Le directeur de la planification et du développement du territoire à la Ville de Magog, Réal Girard, confirme la vérification municipale sur le terrain, le 9 octobre dernier. Il souligne la bonne collaboration du propriétaire qui a rapidement installé un bassin de sédimentation en plus d’ajouter des tapis de pailles pour freiner la sédimentation vers le plan d’eau.

M. Girard considère ces travaux comme un chantier d’envergure, certes, mais qui respectent la réglementation environnementale et la vocation du gîte touristique. Selon lui, le chemin d’accès semble large à première vue, mais il doit avoir une certaine largeur pour permettre aux camions d’incendie de circuler en cas de feu. Aucune amende n’a été émise ni aucune infraction n’a été constatée.

Il signale qu’un écoulement de sédiment dans le lac représente une infraction, mais l’incident doit être observé visuellement par un inspecteur municipal pour émettre un constat.

Une ancienne forêt amputée

Le président du RAPPEL, Jean-Claude Thibault, comprend mal comment un propriétaire et un entrepreneur peuvent effectuer ce type de travaux en 2020.

Cette ancienne forêt a notamment été amputée pour aménager un long et large chemin d’accès, loin du «respect des règles de l’art», aux dires du dirigeant de cette coopérative spécialisée en environnement.

Selon M. Thibault, tous ces travaux accentuent l’érosion et l’écoulement de sédiments dans le lac Memphrémagog. «Ça fragilise et déstabilise le sol, s’inquiète-t-il. Il existe pourtant des techniques simples, efficaces et peu coûteuses pour réduire l’érosion et éviter ces catastrophes.»

Le président du RAPPEL spécifie que la présence de sédiments ou de matière en suspension dans le lac amène son lot de nitrate et de phosphore. «Ces nutriments accentuent la pollution du lac», s’inquiète-t-il.

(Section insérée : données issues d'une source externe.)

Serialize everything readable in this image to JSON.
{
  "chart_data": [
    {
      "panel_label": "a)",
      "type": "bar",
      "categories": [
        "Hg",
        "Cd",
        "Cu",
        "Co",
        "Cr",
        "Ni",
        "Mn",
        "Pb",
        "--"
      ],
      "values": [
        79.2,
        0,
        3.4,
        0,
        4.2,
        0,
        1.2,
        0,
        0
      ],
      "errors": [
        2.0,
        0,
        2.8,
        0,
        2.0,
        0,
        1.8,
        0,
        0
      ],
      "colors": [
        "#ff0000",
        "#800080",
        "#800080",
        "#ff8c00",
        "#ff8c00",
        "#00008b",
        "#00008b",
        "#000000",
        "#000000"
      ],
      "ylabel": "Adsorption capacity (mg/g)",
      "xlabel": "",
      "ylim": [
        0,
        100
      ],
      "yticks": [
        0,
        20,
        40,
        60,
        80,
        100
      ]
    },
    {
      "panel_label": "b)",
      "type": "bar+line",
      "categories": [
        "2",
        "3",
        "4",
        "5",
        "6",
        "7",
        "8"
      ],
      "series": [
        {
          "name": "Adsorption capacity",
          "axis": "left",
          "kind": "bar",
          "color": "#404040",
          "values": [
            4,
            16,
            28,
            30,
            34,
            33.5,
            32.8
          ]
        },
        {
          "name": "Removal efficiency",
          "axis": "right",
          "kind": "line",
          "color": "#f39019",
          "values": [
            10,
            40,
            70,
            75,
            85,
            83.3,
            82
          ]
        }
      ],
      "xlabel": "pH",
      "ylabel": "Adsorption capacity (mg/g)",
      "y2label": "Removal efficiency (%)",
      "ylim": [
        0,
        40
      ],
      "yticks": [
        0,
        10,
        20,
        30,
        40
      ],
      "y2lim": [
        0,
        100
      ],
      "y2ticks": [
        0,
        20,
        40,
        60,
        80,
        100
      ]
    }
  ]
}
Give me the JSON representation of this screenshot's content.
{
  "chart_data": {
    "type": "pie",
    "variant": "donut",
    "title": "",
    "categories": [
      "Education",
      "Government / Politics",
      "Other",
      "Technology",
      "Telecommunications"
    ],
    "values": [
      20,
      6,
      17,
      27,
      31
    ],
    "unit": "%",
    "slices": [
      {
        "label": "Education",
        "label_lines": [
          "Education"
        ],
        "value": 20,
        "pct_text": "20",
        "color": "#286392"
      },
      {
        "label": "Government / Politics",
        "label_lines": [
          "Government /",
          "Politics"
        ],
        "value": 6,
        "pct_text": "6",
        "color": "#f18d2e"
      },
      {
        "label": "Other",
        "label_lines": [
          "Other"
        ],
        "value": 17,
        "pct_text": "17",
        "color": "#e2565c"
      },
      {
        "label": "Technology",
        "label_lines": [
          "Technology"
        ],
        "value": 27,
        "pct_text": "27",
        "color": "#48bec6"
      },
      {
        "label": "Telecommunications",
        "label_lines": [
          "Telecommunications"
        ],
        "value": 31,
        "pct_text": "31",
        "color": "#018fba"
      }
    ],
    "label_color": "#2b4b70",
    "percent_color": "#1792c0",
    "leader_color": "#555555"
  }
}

Une réglementation à revoir?

La conseillère municipale de ce quartier, Diane Pelletier, comprend les préoccupations des voisins même si le propriétaire respecte toutes les conditions du permis accordé par la Ville de Magog. «On me dit que ce chantier est réglementaire en ce qui concerne notamment la quantité d’arbres coupés, mais compte tenu de l’ampleur des travaux, les normes sont peut-être mal adaptées. On devra peut-être revoir nos règlements à ce sujet», se questionne-t-elle.

L’érosion et l’écoulement des sédiments préoccupent surtout Mme Pelletier, plus particulièrement en raison de la proximité de la prise d’eau de la Ville de Sherbrooke. Elle croit que les mesures correctrices seront suffisantes, mais elle souhaite un rigoureux suivi pour vérifier régulièrement sur place.

Mme Pelletier se questionne sur l’ampleur des travaux depuis l’ouverture du chantier. Elle s’étonne de voir un chemin d’accès aussi large que le chemin de Georgeville ainsi que de la machinerie aussi importante que celle utilisée par le MTQ pour la réfection du chemin de Georgeville.

Le MCI et le RAPPEL ont déjà observé des écoulements de sédiments dans le lac Memphrémagog. Ils craignent d’autres épisodes dès les prochaines pluies.